Faith leaders seek to bring the city together
by Rick Jones | Presbyterian News Service
LOUISVILLE – The emotional wounds from last week’s shootings in Dallas are still fresh for residents as well as for government and spiritual leaders. Since Thursday, faith leaders have prayed and mourned with the community and have begun discussing the best way for the city to heal and to bridge gaps.
“Our hearts are broken, and we feel profound sadness that such violence has come to our city,” said the Rev. Dr. Joe Clifford, pastor of First Presbyterian Church of Dallas. “This congregation has a long history of responding to the hurts in the city, so when I came in on Sunday morning, there were banners to be signed rejecting hate and violence and supporting our police.”
The 1600-member congregation, Clifford said, gathered for various prayer services in and around Dallas on Friday, participating in a community worship as well as joining in worship with Concord Missionary Baptist Church, a predominantly African American congregation.
“That’s something churches don’t always do in Dallas, but it was a beautiful experience,” he said. “Here I am with my brothers and sisters in Christ, to be with them in communion.
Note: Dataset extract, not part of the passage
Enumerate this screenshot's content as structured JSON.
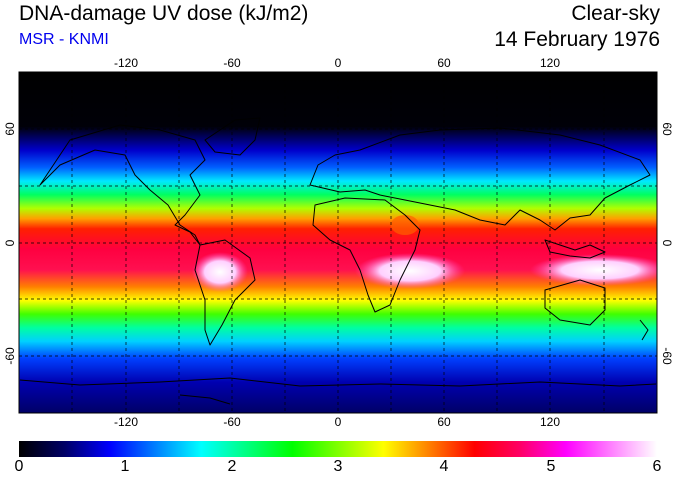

We don’t worship the same way, but we all belong to Christ and I am thankful for that experience.”
Dallas Mayor Mike Rawlings is a member of First Presbyterian. Clifford said the mayor had just returned from his mother-in-law’s funeral when the downtown shootings took place.
“Within hours of the funeral, he was dealing with the worst tragedy to strike downtown Dallas since the Kennedy assassination,” said Clifford. “I think he has functioned in a remarkable way to lead the city, calling us to come together.”
Because of First Presbyterian’s location within Dallas, Clifford said, they’ve often joked that the church is the “Switzerland of Dallas,” a neutral zone between the northern and southern parts of the city.
“Over the years, the church has served as a bridge to bring these parts of Dallas together, and we’ve done that through social ministry as well as our congregation,” he said. “People come here from 36 different zip codes. We have people who are homeless sitting on the same pews as some of our city’s wealthiest citizens. The church has always brought people together, and I think that calling will be heightened in the wake of this tragedy.”
Later this week, the church will host a gathering of approximately 100 pastors from across the city to discuss what comes next.
“What do we do next to bring healing and love together to meet the challenges we face?” Clifford asked. “What does that look like on the issue of race in our city? There are deep roots, so how do we go forward and work toward reconciliation locally and across our nation?”
He said the city must move beyond “beautiful words” that have been proclaimed over the past several days and get to the action.
“We all want to support police, but are we willing to do what needs to be done to pay them enough? Our police are among the lowest paid law enforcement in the area,” he said. “If we are going to advocate for the right for people to own assault rifles, are we going to pay for the body armor to protect our police?”
Living out love is always the challenge, Clifford said. As a community of faith, he added, the city will have to ask tough questions about race and poverty as well.
“Are we going to invest in our public school system and do what’s best for children of color? Are we willing to invest money in this community to improve schools?” he asked. “Hopefully, we can hold this community together with the love we feel for one another in the wake of tragedy, and hopefully God will provide us a transformation.”
Clifford said he believes that God has the power to bring new life to the other side of the tragedy. He added that it’s up to the church to be open to the moving and empowerment of the Spirit to take on some of the difficult challenges.
Meanwhile, the Dallas tragedy comes at a time when Clifford is preparing to make a move. The pastor announced on Sunday that he would be leaving First Presbyterian soon to become pastor of Myers Park Presbyterian Church in Charlotte, North Carolina.
“The events of this week have compounded our sadness about leaving First Presbyterian,” he said. “It is an amazing congregation in a city that has been so good to us.”
President Barack Obama and former President George W. Bush took part in an interfaith memorial service on Tuesday in Dallas. Josh Taylor, music director for First Presbyterian Church led the choir.